As for lease and rental fees, Burton noted, “we are comfortable increasing projected totals by $300,000.”
Burton also mentioned that detention revenue had decreased due to “a slight decline of state and federal prisoners available to be housed at this time.”
Appropriated fund balance drastically increased for the 2024-25 fiscal year, from a little over $4.8 million last fiscal year 2023-24 to over $11.5 million for the current year.
“This not sustainable,” Burton said to the board. “It cannot be done again.”
Burton reminded the board while the $11.5 million has been allocated for the appropriated fund balance, the actually amount used will not be tallied until the end of the fiscal year.
“Fund balance is the accumulated amount of revenues over expenditures that has built up over time., explained Burton. “Counties are legally required to maintain an available fund balance of eight percent of general fund expenditures. When you appropriate fund balance, you are authorizing the use of these accumulated funds to fund expenditures in the coming budget.”
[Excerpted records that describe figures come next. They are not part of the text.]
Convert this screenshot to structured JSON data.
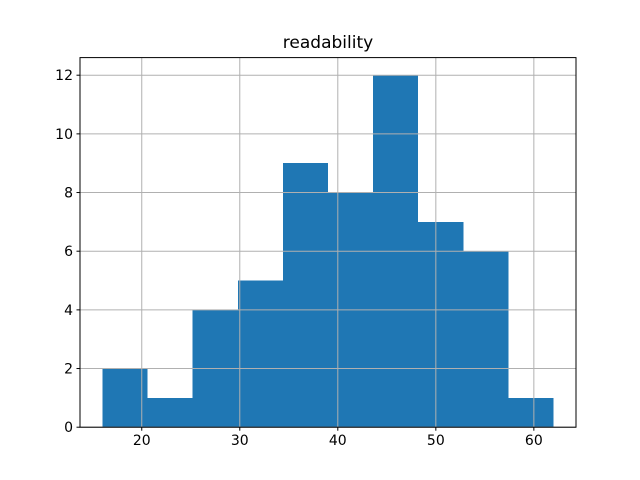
{
  "chart_data": {
    "type": "bar",
    "subtype": "histogram",
    "title": "readability",
    "xlabel": "",
    "ylabel": "",
    "bin_edges": [
      16.0,
      20.6,
      25.2,
      29.8,
      34.4,
      39.0,
      43.6,
      48.2,
      52.8,
      57.4,
      62.0
    ],
    "counts": [
      2,
      1,
      4,
      5,
      9,
      8,
      12,
      7,
      6,
      1
    ],
    "x_ticks": [
      20,
      30,
      40,
      50,
      60
    ],
    "y_ticks": [
      0,
      2,
      4,
      6,
      8,
      10,
      12
    ],
    "xlim": [
      13.7,
      64.3
    ],
    "ylim": [
      0,
      12.6
    ],
    "grid": true,
    "legend": false,
    "bar_color": "#1f77b4",
    "grid_color": "#b0b0b0",
    "spine_color": "#000000",
    "background_color": "#ffffff"
  }
}
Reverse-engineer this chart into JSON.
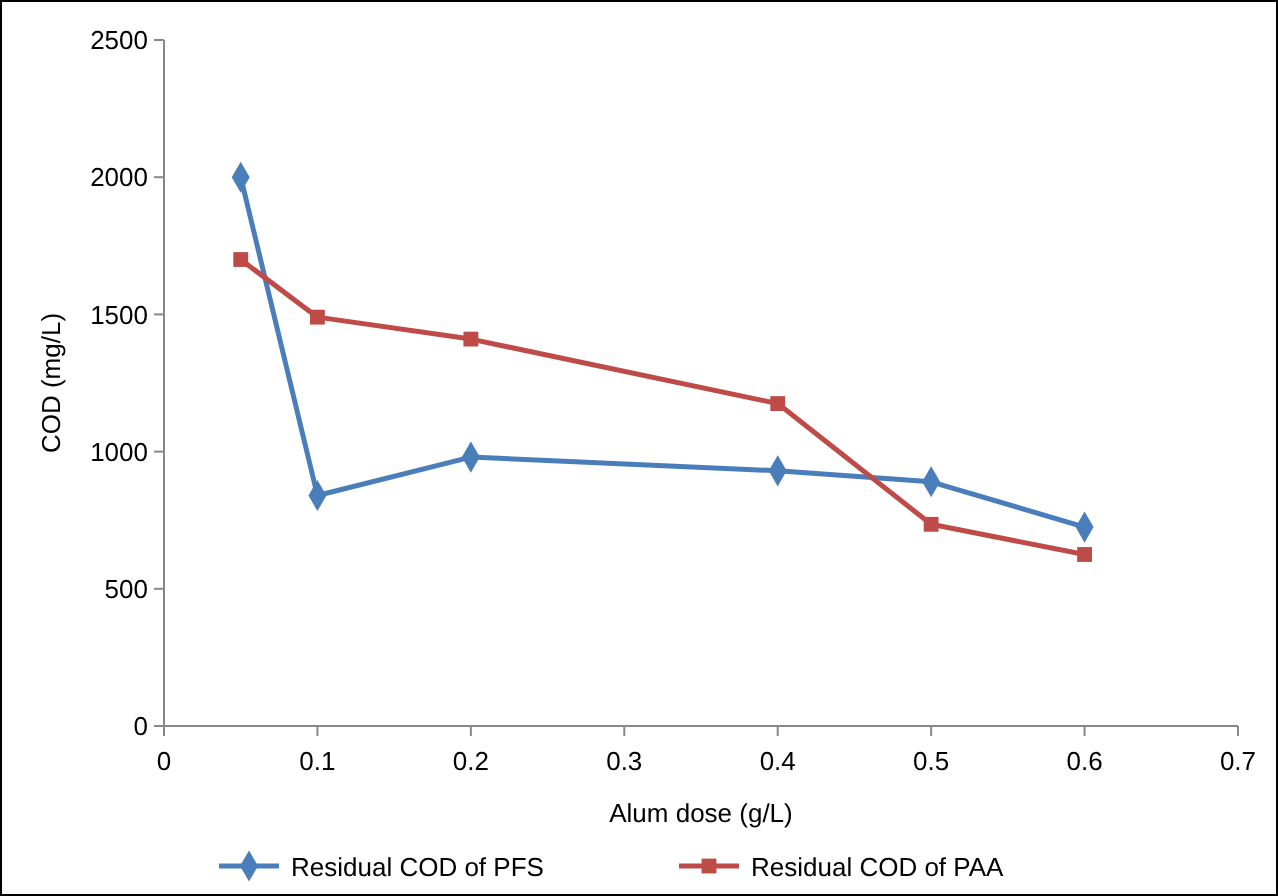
{
  "chart_data": {
    "type": "line",
    "xlabel": "Alum dose (g/L)",
    "ylabel": "COD (mg/L)",
    "x": [
      0.05,
      0.1,
      0.2,
      0.4,
      0.5,
      0.6
    ],
    "xlim": [
      0,
      0.7
    ],
    "xticks": [
      0,
      0.1,
      0.2,
      0.3,
      0.4,
      0.5,
      0.6,
      0.7
    ],
    "ylim": [
      0,
      2500
    ],
    "yticks": [
      0,
      500,
      1000,
      1500,
      2000,
      2500
    ],
    "grid": false,
    "legend": "bottom",
    "line_style": "solid",
    "series": [
      {
        "name": "Residual COD of PFS",
        "color": "#4a7ebb",
        "marker": "diamond",
        "values": [
          2000,
          840,
          980,
          930,
          890,
          725
        ]
      },
      {
        "name": "Residual COD of PAA",
        "color": "#be4b48",
        "marker": "square",
        "values": [
          1700,
          1490,
          1410,
          1175,
          735,
          625
        ]
      }
    ]
  }
}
According the N.C. General Assembly statutes, it is calculated by subtracting liabilities, encumbrances, and deferred revenues from the sum of cash and investments.
“The sum of estimated net revenues and appropriated fund balance in each fund shall be equal to appropriations in that fund. Appropriated fund balance in a fund shall not exceed the sum of cash and investments minus the sum of liabilities, encumbrances, and deferred revenues arising from cash receipts, as those figures stand at the close of the fiscal year next preceding the budget year,” states Chapter 159, Article 3 of The N.C. General Assembly statutes.